Why is crypto going up ? 20-02-2026
TL;DR
- 📉 It may look like crypto is falling, but macro and on‑chain signs could lift it.
- 📈 A softer dollar and cooler inflation can support risk assets like BTC and ETH.
- 🧭 On‑chain adoption and institutional rails (tokenization, RWA) grow in the background.
- 💰 If ETF flows shift and risk appetite returns, crypto could move higher.
- ⚠️ The upside depends on multiple positives lining up; risks remain.
Why crypto could go up (despite the current bearish view)
It may seem that crypto is not going up, but there are reasons it could rise. The market is currently in a late‑cycle deleveraging phase (a broad decrease in risky bets) with weak ETF/ETP flows and ongoing pressure on many crypto assets. Still, BTC is hovering in a broad range near the mid‑60s to high‑60s thousand dollars, and ETH around the $1.9–$2.0k area. These levels show room for a bounce if conditions improve.
Macro tailwinds matter. The macro backdrop today features a downtrending dollar (DXY) and inflation pressures that are easing somewhat, while the money supply (M2) still grows at a modest pace. This combination tends to support risk assets, including crypto, as investors look for places to deploy capital when the dollar isn’t rallying and inflation isn’t reaccelerating. In practical terms, a softer dollar and calmer inflation can make Bitcoin and Ethereum more attractive relative to fiat and high‑risk assets.
On‑chain activity and real‑world asset growth backstop longer‑term demand. On‑chain metrics (data from the blockchain) and flows are signaling late‑cycle dynamics, but there are structural positives: the continuing tokenization of bonds and sovereign debt, and on‑chain real‑world assets (RWA) growth surpassing $15 billion on Ethereum. This expands the use cases for crypto and can attract backers looking for regulated, tangible value on crypto rails. In short, crypto is building institutional‑quality infrastructure that can support demand even when prices wobble.

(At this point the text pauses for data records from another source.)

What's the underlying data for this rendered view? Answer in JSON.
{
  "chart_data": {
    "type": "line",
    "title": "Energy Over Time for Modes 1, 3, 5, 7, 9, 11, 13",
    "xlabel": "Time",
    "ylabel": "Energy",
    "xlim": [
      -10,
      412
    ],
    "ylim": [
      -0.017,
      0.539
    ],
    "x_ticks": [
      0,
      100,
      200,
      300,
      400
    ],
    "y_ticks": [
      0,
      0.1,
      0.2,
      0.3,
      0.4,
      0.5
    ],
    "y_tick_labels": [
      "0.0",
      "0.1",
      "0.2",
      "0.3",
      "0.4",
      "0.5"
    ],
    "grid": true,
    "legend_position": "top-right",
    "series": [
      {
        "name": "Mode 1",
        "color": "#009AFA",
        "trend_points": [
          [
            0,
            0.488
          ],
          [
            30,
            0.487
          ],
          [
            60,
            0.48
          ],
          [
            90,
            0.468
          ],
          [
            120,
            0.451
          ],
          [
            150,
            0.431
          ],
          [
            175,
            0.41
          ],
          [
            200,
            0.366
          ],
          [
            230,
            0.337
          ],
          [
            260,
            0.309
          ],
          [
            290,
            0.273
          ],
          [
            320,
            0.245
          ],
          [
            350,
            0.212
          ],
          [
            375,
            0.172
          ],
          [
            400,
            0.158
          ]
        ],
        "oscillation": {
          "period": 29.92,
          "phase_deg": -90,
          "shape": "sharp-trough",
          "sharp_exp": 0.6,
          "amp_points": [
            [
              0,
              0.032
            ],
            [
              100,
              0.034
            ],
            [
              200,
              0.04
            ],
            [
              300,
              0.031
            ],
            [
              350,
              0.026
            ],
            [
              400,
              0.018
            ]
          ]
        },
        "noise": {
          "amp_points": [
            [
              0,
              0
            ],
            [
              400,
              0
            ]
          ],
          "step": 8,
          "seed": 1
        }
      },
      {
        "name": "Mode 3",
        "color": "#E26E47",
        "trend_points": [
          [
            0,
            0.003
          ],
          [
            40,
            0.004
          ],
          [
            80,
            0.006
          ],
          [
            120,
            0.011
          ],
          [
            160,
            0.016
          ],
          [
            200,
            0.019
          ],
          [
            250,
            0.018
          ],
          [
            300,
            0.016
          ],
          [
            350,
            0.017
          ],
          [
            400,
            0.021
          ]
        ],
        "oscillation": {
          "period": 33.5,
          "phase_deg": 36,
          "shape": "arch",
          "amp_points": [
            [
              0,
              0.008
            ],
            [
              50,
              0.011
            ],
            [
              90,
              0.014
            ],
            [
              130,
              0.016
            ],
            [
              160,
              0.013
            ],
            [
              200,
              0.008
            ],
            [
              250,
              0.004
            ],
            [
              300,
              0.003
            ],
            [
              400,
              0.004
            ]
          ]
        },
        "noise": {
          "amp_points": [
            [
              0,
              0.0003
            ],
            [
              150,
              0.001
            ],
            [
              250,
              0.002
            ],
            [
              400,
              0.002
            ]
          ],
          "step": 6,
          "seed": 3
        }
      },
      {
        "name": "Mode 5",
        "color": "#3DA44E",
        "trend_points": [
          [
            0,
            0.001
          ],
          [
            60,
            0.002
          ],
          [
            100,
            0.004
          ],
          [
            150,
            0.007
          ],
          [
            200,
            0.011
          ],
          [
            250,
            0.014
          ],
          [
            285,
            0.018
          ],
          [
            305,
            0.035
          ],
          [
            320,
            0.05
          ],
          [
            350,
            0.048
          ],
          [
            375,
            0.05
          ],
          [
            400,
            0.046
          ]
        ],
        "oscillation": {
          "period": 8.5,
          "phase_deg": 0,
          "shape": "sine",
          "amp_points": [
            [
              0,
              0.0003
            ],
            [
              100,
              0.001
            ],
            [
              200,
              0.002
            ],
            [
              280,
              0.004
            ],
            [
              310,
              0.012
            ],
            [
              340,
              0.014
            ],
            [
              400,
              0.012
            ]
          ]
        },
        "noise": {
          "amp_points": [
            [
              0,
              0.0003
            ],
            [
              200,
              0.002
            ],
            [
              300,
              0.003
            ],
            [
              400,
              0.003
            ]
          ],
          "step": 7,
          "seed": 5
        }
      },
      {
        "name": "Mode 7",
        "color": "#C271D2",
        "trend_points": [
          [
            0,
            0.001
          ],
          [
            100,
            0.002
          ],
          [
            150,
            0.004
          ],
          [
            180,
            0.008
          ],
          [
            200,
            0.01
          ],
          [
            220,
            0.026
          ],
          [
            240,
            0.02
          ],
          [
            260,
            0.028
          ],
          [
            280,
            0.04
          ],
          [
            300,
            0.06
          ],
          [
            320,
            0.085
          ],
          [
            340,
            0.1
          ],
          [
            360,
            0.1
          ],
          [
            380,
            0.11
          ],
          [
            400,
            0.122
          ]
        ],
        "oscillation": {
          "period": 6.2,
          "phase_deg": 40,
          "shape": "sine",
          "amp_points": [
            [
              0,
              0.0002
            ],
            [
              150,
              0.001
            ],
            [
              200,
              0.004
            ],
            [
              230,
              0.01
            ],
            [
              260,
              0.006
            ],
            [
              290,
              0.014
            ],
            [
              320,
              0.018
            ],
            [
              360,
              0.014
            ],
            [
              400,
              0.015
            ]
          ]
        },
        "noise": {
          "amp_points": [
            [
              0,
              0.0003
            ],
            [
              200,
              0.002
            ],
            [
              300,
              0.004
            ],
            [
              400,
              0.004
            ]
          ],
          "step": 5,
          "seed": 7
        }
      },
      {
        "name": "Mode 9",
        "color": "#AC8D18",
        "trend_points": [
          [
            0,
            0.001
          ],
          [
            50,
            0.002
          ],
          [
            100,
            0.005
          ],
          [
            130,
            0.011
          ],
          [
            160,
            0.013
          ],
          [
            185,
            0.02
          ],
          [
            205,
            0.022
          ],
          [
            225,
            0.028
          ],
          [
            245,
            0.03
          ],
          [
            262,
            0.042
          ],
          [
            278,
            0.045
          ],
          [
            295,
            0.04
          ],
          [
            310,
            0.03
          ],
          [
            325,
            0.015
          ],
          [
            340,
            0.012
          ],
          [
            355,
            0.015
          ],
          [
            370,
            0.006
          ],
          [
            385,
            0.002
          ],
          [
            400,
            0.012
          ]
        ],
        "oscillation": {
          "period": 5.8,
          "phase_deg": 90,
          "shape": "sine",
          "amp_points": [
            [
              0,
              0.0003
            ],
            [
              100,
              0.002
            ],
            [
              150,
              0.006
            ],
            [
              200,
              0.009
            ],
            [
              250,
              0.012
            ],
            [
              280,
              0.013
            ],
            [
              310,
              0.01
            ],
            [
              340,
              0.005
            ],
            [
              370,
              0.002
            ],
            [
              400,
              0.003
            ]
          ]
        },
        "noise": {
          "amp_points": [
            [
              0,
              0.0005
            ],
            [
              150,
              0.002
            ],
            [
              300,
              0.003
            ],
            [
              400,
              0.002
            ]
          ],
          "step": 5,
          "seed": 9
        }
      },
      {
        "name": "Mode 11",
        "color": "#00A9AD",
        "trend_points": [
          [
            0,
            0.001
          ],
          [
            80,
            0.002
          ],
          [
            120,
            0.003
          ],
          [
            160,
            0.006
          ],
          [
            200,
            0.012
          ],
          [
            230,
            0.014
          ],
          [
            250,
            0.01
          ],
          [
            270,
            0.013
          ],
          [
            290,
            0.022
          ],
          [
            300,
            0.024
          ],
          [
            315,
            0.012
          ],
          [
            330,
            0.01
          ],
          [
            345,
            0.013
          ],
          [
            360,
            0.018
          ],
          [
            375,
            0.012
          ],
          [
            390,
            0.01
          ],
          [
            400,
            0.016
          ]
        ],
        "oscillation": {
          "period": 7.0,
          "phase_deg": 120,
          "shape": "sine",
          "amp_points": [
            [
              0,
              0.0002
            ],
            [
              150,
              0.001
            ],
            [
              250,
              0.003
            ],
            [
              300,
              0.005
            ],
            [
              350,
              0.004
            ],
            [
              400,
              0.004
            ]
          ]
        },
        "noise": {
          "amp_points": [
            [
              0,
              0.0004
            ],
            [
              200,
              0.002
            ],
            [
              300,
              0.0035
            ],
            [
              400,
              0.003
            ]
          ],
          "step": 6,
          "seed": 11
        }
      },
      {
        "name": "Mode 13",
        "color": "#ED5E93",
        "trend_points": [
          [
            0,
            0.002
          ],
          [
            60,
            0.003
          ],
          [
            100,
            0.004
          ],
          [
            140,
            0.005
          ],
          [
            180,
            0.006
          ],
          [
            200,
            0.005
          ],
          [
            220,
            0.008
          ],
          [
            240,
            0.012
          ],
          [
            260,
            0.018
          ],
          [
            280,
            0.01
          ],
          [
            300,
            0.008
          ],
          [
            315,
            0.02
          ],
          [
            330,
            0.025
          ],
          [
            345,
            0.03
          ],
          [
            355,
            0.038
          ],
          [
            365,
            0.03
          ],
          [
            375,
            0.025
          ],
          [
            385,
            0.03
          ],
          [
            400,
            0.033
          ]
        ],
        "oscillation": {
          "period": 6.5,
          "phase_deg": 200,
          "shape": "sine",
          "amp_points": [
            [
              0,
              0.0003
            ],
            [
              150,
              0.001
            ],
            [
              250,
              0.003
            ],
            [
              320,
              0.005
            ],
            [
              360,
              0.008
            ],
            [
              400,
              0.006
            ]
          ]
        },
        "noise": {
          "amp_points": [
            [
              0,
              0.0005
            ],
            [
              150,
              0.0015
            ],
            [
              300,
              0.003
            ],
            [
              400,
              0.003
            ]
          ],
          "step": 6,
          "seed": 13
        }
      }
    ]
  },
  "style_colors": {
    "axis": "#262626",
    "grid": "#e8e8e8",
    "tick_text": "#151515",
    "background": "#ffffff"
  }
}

Institutional infrastructure and risk transfer enable growth. The broader ecosystem—such as stablecoin payments, tokenized Treasuries, and other regulated approaches—creates a foundation for future money to flow into crypto. Even if outright ETF/ETP net flows are currently negative, the existence of a growing RWA sector and more robust tokenization can, over time, attract capital from traditional finance that is looking for regulated access to crypto exposure.
What could push it higher in the near term? In the scenario where ETF/derivative flows improve and risk sentiment returns, BTC could trade in a higher band and ETH could hold in its current corridor. A plausible short‑term range, given current conditions, would be BTC around 60k–80k and ETH around 1.8k–2.6k. A few key triggers would matter: a softer path for rates, lighter credit stress, and clear signs that institutional capital is stabilizing or increasing its exposure to major crypto assets.

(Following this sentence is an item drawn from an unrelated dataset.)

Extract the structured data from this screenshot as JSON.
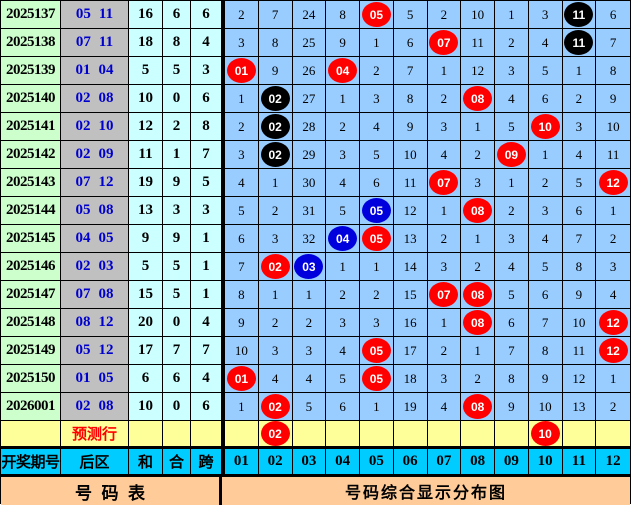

What to watch for (risks that could break the upside) If real rates stay high, or if ETF outflows intensify and risk appetite stays fragile, crypto would struggle to sustain a rally. Regulators tightening around stablecoins and exchanges, or a renewed risk‑off shock, could quickly reverse any gains. In short, the upside hinges on a combination of macro calm, positive capital flows, and continued growth in on‑chain infrastructure.
Bottom line The current setup looks unfavorable for a rapid crypto boom, but there are clear pathways for upward moves: macro softening, improving risk sentiment, and a stronger, more regulated crypto rails ecosystem. If those align, crypto could edge higher within the outlined ranges before new surprises appear.